Parmi les soi-disant cellules dormantes au Maroc, il y a aussi celles composées de différents Belgo-marocains arrêtés à la demande du Maroc en dehors de la Belgique (au Maroc, en Syrie, en Espagne). Ces Belgo-marocains ont subi le même sort que les autres : torture, preuves basés sur des aveux, procès iniques, peines d’emprisonnement à l’américaine, conditions carcérales impitoyables.
La Belgique a nié l’existence même de la torture au Maroc, en s’opposant ainsi à tous les rapports internationaux sur le sujet. Le 7 juin 2011, en réponse à une interpellation du sénateur Bert Anciaux à la commission des Relations extérieures et de la Défense, Olivier Chastel (MR), ministre du Développement, chargé des Affaires européennes, répond au nom du ministre des Affaires étrangères, Van Ackere (CD&V) : « À partir des dossiers sur lesquels mes collaborateurs travaillent, il n’est pas apparu jusqu’à présent que des prisonniers belges au Maroc ou dans d’autres prisons à l’étranger auraient été torturés. »

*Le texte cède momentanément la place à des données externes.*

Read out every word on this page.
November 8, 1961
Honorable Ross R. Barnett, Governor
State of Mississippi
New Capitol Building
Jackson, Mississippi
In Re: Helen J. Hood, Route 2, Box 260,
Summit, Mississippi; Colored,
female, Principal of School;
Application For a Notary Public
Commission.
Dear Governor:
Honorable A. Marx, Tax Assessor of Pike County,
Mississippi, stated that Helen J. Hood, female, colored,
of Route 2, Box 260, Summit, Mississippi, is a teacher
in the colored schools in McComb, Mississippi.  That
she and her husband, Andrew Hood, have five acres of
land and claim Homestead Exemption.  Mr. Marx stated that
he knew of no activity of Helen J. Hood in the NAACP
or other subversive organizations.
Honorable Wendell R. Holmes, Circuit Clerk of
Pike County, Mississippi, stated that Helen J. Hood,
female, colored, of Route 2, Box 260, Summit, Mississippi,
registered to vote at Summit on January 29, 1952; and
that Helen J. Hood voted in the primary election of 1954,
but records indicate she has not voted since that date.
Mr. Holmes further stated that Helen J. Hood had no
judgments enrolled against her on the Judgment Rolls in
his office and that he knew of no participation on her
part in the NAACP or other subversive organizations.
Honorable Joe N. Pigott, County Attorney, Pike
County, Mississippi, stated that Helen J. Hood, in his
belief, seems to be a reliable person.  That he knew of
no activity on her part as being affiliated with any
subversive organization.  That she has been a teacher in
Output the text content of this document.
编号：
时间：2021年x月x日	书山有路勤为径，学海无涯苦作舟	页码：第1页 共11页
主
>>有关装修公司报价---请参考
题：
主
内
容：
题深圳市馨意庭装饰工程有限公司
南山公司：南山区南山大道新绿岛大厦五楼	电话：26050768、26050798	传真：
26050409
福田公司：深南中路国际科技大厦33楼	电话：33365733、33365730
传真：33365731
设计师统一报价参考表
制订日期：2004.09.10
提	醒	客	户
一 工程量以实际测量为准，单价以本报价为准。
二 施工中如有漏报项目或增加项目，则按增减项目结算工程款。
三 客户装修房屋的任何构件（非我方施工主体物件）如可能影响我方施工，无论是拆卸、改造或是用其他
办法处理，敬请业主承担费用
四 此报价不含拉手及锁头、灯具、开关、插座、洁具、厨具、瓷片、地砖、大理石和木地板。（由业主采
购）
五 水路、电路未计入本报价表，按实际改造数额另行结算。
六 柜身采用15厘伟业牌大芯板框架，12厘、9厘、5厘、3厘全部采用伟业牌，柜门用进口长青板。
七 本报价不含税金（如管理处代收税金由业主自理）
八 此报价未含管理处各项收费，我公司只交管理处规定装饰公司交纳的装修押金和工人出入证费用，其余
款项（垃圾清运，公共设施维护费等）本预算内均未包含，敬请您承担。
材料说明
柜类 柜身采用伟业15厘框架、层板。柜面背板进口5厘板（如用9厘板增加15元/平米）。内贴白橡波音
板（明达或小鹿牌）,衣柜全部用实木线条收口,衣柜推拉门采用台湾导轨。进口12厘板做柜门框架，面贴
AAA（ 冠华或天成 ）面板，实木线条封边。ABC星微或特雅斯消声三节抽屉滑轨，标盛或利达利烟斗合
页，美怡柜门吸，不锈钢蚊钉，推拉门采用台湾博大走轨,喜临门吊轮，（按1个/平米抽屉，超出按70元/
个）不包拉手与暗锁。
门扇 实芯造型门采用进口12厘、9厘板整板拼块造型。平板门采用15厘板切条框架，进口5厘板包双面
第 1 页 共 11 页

Même quand des preuves noir sur blanc sont présentées par des instances reconnues mondialement, Monsieur Reynders (MR), ministre des Affaires étrangères, ne plie pas. Il est actuellement en appel contre la décision de la justice belge du 3 février 2014 qui oblige l’État belge à accorder une protection consulaire à Ali Aarrass, un Belgo-marocain, innocenté en Espagne, extradé et incarcéré au Maroc. Ali Aarrass est sur la liste des détenus torturés d’Amnesty International et de Human Rights Watch. Juan Mendez lui a rendu visite en prison, une délégation onusienne a fait de même. Tous ont confirmé qu’Ali Aarrass a été torturé et demandent sa libération immédiate. De la part du gouvernement de son propre pays, en la personne du ministre Reynders, Ali Aarrass a droit au refus total de se voir accordée ne serait-ce que cette toute petite protection qu’est la protection consulaire. Comprenne qui pourra.
On peut penser que les intérêts économiques et le calcul stratégique constituent le fond de la collaboration belge avec ce qu’on appelle l’exception marocaine. Mais le plus inquiétant à mes yeux, c’est le degré d’insensibilité atteint en Belgique tant au niveau politique que dans l’opinion publique. Qu’il s’agisse de la surpopulation carcérale et de la torture au Maroc ou d’un enfant afghan renvoyé de force dans son pays en guerre.
Au niveau carcéral, le Maroc est le Guantanamo de la Belgique.
Aucun parti politique belge ne devrait pouvoir se présenter aux élections prochaines sans devoir s’expliquer sur cette question.